Santoro Adam, Frankland Paul W, Richards Blake A
Institute of Medical Sciences, University of Toronto, Toronto, Ontario M5S 1AB, Canada.
Program in Neurosciences and Mental Health, Hospital for Sick Children, Toronto, Ontario M5G 1X8, Canada.
J Neurosci. 2016 Nov 30;36(48):12228-12242. doi: 10.1523/JNEUROSCI.0763-16.2016.
Over the course of systems consolidation, there is a switch from a reliance on detailed episodic memories to generalized schematic memories. This switch is sometimes referred to as "memory transformation." Here we demonstrate a previously unappreciated benefit of memory transformation, namely, its ability to enhance reinforcement learning in a dynamic environment. We developed a neural network that is trained to find rewards in a foraging task where reward locations are continuously changing. The network can use memories for specific locations (episodic memories) and statistical patterns of locations (schematic memories) to guide its search. We find that switching from an episodic to a schematic strategy over time leads to enhanced performance due to the tendency for the reward location to be highly correlated with itself in the short-term, but regress to a stable distribution in the long-term. We also show that the statistics of the environment determine the optimal utilization of both types of memory.
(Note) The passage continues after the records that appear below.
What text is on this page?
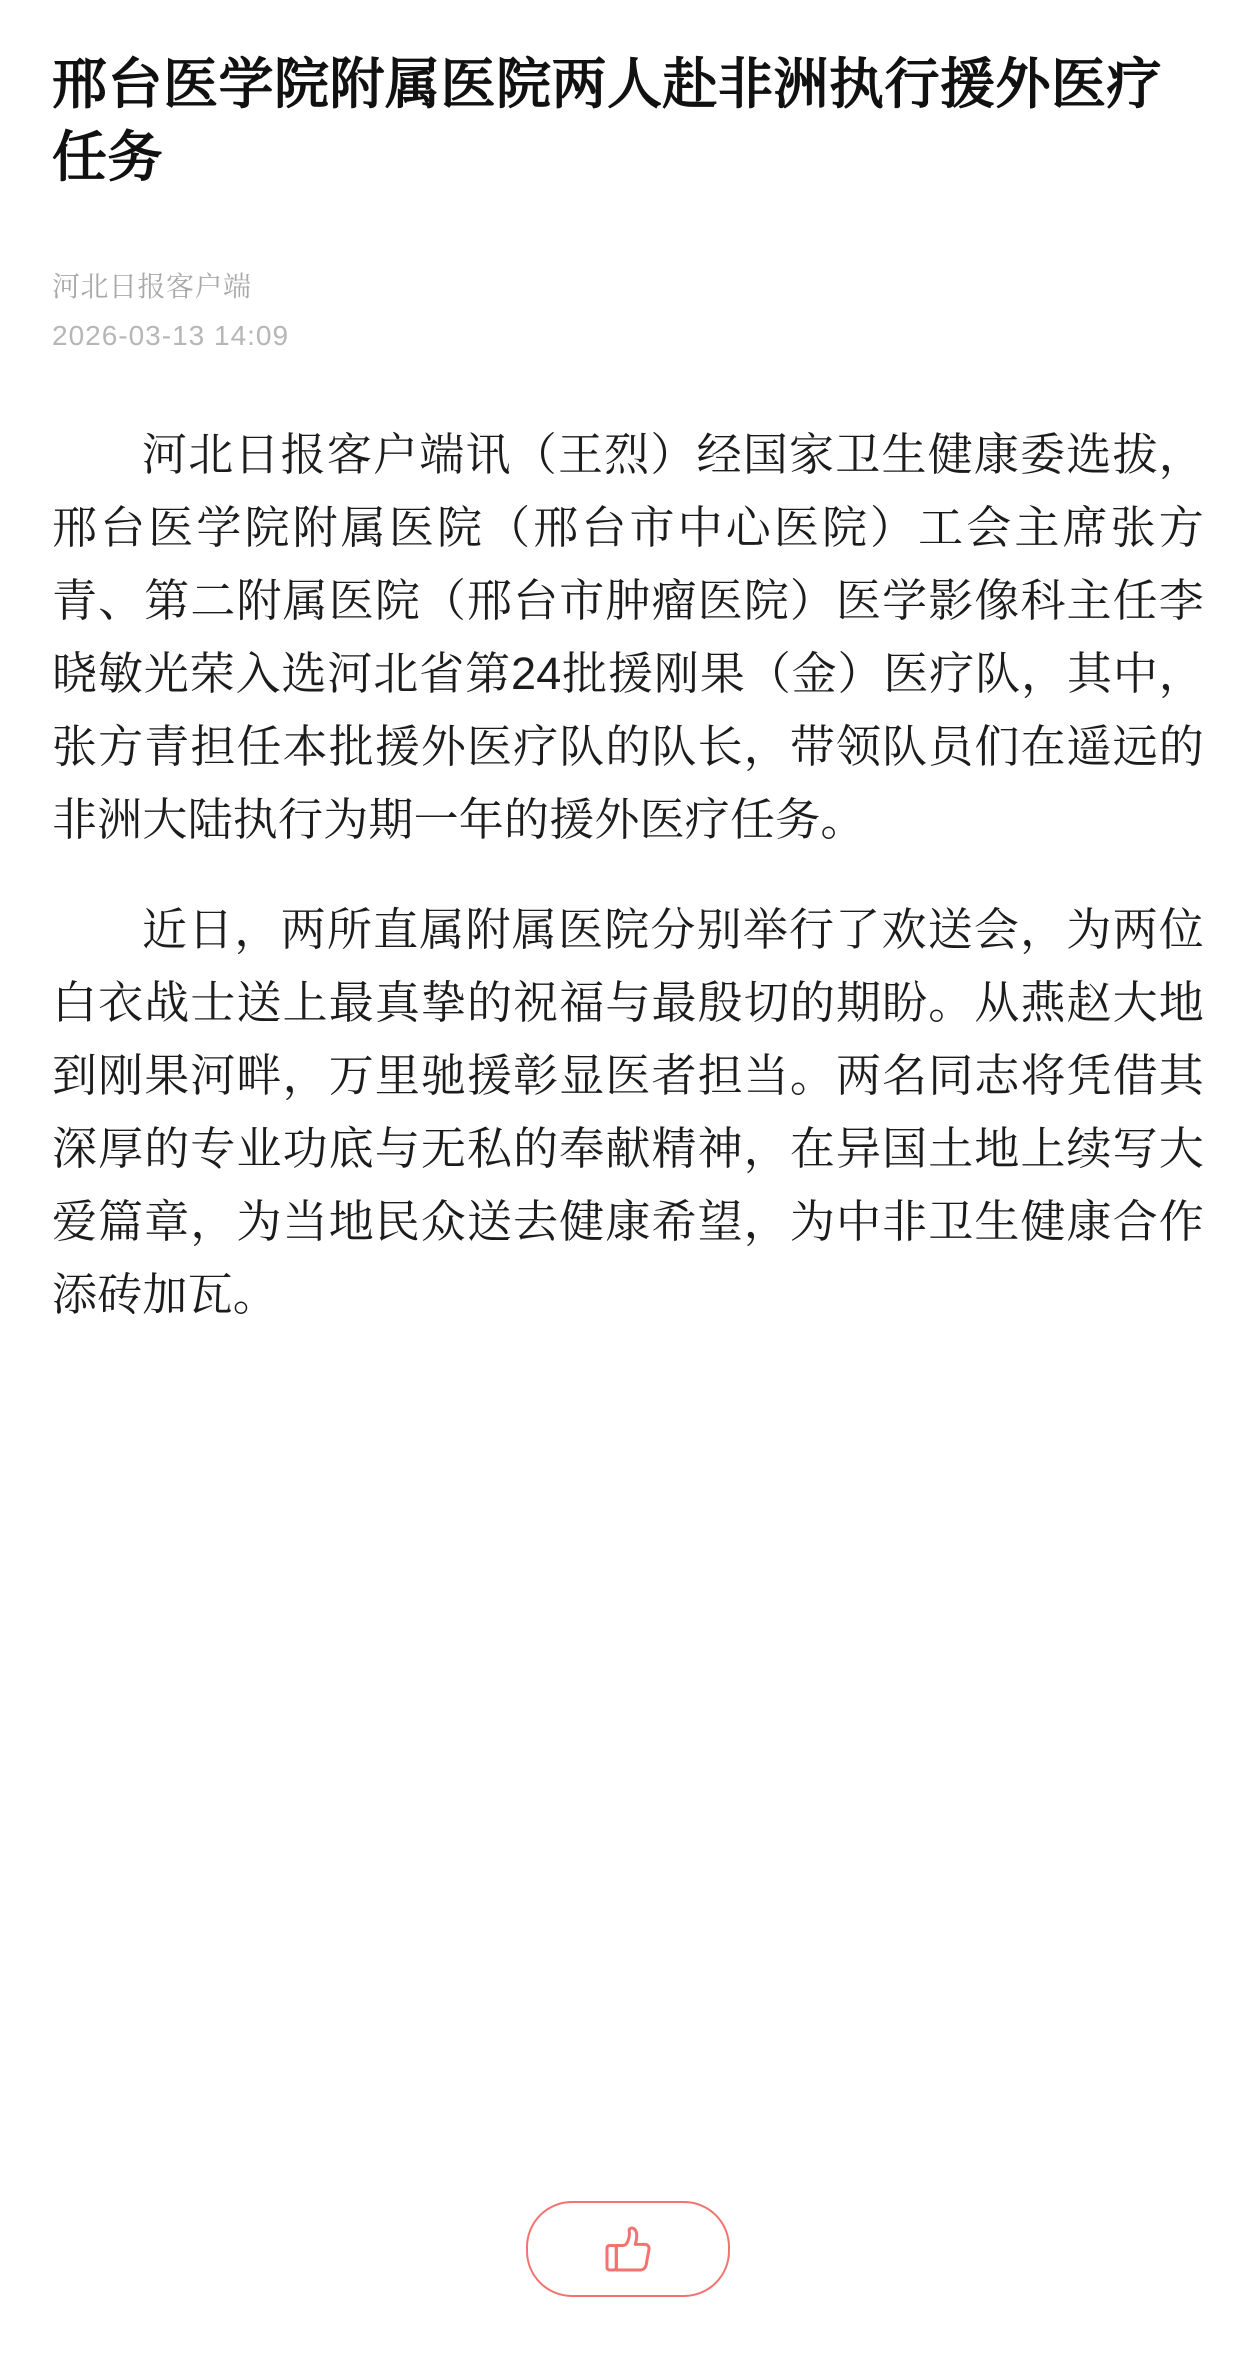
邢台医学院附属医院两人赴非洲执行援外医疗任务
河北日报客户端
2026-03-13 14:09

河北日报客户端讯（王烈）经国家卫生健康委选拔，邢台医学院附属医院（邢台市中心医院）工会主席张方青、第二附属医院（邢台市肿瘤医院）医学影像科主任李晓敏光荣入选河北省第24批援刚果（金）医疗队，其中，张方青担任本批援外医疗队的队长，带领队员们在遥远的非洲大陆执行为期一年的援外医疗任务。

近日，两所直属附属医院分别举行了欢送会，为两位白衣战士送上最真挚的祝福与最殷切的期盼。从燕赵大地到刚果河畔，万里驰援彰显医者担当。两名同志将凭借其深厚的专业功底与无私的奉献精神，在异国土地上续写大爱篇章，为当地民众送去健康希望，为中非卫生健康合作添砖加瓦。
Our work recasts the theoretical question of why memory transformation occurs, shifting the focus from the avoidance of memory interference toward the enhancement of reinforcement learning across multiple timescales.
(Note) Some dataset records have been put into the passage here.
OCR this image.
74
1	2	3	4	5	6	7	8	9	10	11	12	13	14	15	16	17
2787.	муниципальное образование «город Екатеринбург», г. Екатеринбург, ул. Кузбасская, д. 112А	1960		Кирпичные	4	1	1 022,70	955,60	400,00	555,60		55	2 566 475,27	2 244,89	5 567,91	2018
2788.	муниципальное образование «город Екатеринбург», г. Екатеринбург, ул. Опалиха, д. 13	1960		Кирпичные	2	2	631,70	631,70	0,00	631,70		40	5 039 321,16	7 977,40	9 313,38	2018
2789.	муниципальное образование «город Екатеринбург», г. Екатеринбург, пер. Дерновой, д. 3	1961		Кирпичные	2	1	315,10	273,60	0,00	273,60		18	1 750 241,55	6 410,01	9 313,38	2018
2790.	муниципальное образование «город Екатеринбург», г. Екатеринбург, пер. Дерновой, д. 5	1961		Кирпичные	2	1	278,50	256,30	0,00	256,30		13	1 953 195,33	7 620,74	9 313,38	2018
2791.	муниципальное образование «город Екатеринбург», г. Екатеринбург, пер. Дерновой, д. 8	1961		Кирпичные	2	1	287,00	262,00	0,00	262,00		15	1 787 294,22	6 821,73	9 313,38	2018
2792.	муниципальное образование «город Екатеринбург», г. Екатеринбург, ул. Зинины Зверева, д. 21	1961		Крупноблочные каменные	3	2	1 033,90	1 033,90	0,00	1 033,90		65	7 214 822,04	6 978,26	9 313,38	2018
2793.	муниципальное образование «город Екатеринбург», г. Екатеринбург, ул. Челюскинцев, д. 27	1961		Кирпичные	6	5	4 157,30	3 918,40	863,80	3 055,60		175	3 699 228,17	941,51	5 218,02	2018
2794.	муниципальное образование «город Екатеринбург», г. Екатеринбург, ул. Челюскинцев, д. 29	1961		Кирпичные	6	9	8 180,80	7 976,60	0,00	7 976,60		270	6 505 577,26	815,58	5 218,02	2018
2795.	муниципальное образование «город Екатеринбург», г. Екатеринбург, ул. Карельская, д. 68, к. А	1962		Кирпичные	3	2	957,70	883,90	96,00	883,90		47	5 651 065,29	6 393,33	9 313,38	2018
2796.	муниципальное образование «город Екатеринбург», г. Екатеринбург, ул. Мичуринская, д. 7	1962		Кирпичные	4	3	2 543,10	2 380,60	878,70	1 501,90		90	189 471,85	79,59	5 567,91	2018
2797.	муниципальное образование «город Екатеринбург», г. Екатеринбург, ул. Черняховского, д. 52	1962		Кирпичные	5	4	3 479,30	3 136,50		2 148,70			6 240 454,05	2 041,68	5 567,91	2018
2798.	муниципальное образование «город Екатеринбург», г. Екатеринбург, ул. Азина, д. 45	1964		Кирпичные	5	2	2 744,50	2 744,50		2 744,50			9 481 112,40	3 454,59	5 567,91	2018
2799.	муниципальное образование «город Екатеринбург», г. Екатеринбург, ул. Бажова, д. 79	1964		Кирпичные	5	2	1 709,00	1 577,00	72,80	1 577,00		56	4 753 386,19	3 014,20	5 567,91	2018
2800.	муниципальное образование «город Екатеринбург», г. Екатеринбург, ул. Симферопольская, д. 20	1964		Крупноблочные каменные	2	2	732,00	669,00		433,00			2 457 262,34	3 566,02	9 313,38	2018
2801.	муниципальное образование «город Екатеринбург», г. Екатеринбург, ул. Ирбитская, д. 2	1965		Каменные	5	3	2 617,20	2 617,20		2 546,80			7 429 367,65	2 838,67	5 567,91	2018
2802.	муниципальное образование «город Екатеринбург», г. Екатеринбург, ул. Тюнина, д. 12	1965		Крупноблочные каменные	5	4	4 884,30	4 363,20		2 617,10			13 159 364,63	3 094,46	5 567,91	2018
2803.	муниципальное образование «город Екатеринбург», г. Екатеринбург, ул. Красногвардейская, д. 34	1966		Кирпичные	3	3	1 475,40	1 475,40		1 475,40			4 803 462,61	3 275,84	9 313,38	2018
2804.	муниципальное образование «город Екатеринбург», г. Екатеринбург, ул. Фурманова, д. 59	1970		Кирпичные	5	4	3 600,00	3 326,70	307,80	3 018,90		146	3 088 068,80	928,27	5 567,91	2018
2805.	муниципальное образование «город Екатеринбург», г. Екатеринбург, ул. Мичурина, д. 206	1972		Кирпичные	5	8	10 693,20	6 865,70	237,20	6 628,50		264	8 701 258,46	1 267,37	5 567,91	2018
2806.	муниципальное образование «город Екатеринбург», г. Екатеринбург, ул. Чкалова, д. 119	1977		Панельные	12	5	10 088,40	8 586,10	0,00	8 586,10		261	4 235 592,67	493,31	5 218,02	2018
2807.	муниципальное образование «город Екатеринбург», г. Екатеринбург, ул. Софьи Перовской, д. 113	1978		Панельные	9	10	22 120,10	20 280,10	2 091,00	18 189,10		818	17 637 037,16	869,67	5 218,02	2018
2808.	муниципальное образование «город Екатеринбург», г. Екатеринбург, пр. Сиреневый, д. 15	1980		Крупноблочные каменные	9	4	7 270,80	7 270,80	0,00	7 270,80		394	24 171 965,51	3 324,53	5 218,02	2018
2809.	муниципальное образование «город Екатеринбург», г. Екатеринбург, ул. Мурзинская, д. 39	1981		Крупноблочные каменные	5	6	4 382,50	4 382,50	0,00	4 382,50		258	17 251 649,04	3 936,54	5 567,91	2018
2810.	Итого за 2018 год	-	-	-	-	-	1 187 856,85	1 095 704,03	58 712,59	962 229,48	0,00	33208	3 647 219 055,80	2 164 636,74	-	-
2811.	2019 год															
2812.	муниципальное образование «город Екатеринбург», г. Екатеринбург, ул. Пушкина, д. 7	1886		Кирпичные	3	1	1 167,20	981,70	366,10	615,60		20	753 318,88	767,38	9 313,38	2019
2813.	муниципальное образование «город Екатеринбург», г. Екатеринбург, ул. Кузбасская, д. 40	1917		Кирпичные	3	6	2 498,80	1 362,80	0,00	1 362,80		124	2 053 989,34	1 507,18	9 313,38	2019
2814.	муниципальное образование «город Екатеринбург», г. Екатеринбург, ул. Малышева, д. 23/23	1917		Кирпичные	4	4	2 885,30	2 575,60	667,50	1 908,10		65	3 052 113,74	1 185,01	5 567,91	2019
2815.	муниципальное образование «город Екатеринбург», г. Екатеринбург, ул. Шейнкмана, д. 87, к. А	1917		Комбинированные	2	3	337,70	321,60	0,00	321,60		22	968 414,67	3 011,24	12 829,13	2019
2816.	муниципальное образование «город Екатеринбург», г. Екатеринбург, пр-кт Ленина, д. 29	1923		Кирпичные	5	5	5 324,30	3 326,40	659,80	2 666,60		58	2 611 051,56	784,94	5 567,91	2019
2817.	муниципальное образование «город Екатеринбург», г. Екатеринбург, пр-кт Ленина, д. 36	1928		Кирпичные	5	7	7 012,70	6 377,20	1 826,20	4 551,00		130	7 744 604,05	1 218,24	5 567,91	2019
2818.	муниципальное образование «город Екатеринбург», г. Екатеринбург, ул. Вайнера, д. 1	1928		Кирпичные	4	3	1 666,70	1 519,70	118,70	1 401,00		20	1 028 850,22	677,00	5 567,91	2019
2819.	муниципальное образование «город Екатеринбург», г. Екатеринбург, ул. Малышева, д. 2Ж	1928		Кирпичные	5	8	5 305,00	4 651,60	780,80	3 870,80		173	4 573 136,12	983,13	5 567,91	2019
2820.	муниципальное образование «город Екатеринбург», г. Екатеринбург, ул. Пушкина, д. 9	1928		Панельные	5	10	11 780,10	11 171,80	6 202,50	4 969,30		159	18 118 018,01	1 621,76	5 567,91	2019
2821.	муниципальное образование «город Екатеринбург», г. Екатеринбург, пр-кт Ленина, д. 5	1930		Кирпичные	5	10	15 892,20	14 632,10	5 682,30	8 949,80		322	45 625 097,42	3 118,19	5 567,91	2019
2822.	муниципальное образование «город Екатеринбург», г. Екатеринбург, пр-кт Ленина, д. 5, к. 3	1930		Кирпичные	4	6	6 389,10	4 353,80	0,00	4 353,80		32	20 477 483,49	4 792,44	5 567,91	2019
As time passes, memories transform from a highly detailed state to a more gist-like state, in a process called "memory transformation." Theories of memory transformation speak to its advantages in terms of reducing memory interference, increasing memory robustness, and building models of the environment. However, the role of memory transformation from the perspective of an agent that continuously acts and receives reward in its environment is not well explored. In this work, we demonstrate a view of memory transformation that defines it as a way of optimizing behavior across multiple timescales.
在系统巩固过程中,存在从依赖详细的情景记忆向概括性的图式记忆的转变。这种转变有时被称为“记忆转换”。在此,我们展示了记忆转换一个此前未被认识到的益处,即它在动态环境中增强强化学习的能力。我们开发了一个神经网络,该网络在觅食任务中接受训练以寻找奖励,其中奖励位置不断变化。该网络可以利用特定位置的记忆(情景记忆)和位置的统计模式(图式记忆)来指导其搜索。我们发现,随着时间的推移从情景策略转换为图式策略会导致性能提升,这是因为奖励位置在短期内倾向于与其自身高度相关,但在长期内会回归到稳定分布。我们还表明,环境的统计特性决定了这两种记忆类型的最佳利用方式。我们的工作重新诠释了记忆转换为何会发生的理论问题,将重点从避免记忆干扰转向在多个时间尺度上增强强化学习。
随着时间的推移,记忆会从高度详细的状态转变为更具梗概性的状态,这一过程被称为“记忆转换”。记忆转换理论阐述了其在减少记忆干扰、提高记忆稳健性以及构建环境模型方面的优势。然而,从在其环境中持续行动并接收奖励的智能体的角度来看,记忆转换的作用尚未得到充分探索。在这项工作中,我们展示了一种记忆转换的观点,将其定义为一种在多个时间尺度上优化行为的方式。